Joshua goes out of the tent. He sees something wriggle along the tent, it’s a snake. If I had been there I would have screamed. Some days ago I jogged along the Minnesota River, and I had to jump over three snakes. I screamed. Afterwards I screamed at a lot at tree roots as well. Joshua, however, is not afraid. One can play with snakes. Suddenly he sees one more, and then several more. The camp ground is full of snakes. All in a sudden he feels a bite in his foot. A numb feeling spreads in his body. He’s been bitten. Will he die?

Joshua drags himself to the marketplace in the middle of the camp. It’s packed. People are afraid. Yesterday they had cursed Moses. Today they’re praying intensely for help. Moses is standing among them. He has already prayed to God for mercy for his people. What does he lift up on a stick at the marketplace? A poisonous serpent. Look at it and you will live, Moses says.

Some poke fun at Moses. They would rather fight against the snake than doing this silly thing, but many of them die. Others believe in Moses. They look at the serpent and survive even if they are bitten.

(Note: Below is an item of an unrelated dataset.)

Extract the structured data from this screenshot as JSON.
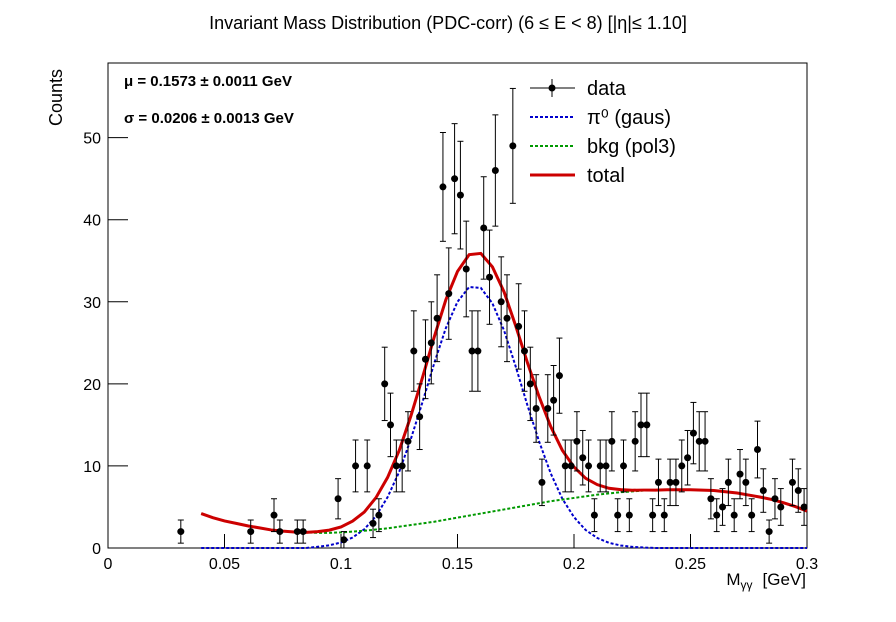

This strange story was repeated by Jesus in a nightly conversation with Nicodemus: Just as Moses lifted up the serpent in the wilderness, so must the Son of Man be lifted up, that whoever believes in him may have eternal life, John 3.14.

But we're not bitten by snakes? The snake is the temptation of the Garden of Eden. It represents sin. And due to the fact that none of us manage to keep God’s commandments, we all deserve to die. The wages of sin is death, Rom 6.23.

To fight against the snakes, that means to try to avoid sinning. That’s as difficult as pulling oneself up by the hair. It simply doesn’t work to try to save oneself.

Salvation comes when we look at Jesus. See the cross. ..He made him to be sin who knew no sin, so that in him we might become the righteousness of God. 2 Cor 5.21.

To believe is to see Jesus. ..All who see the Son and believe in him may have eternal life.. John 6.40.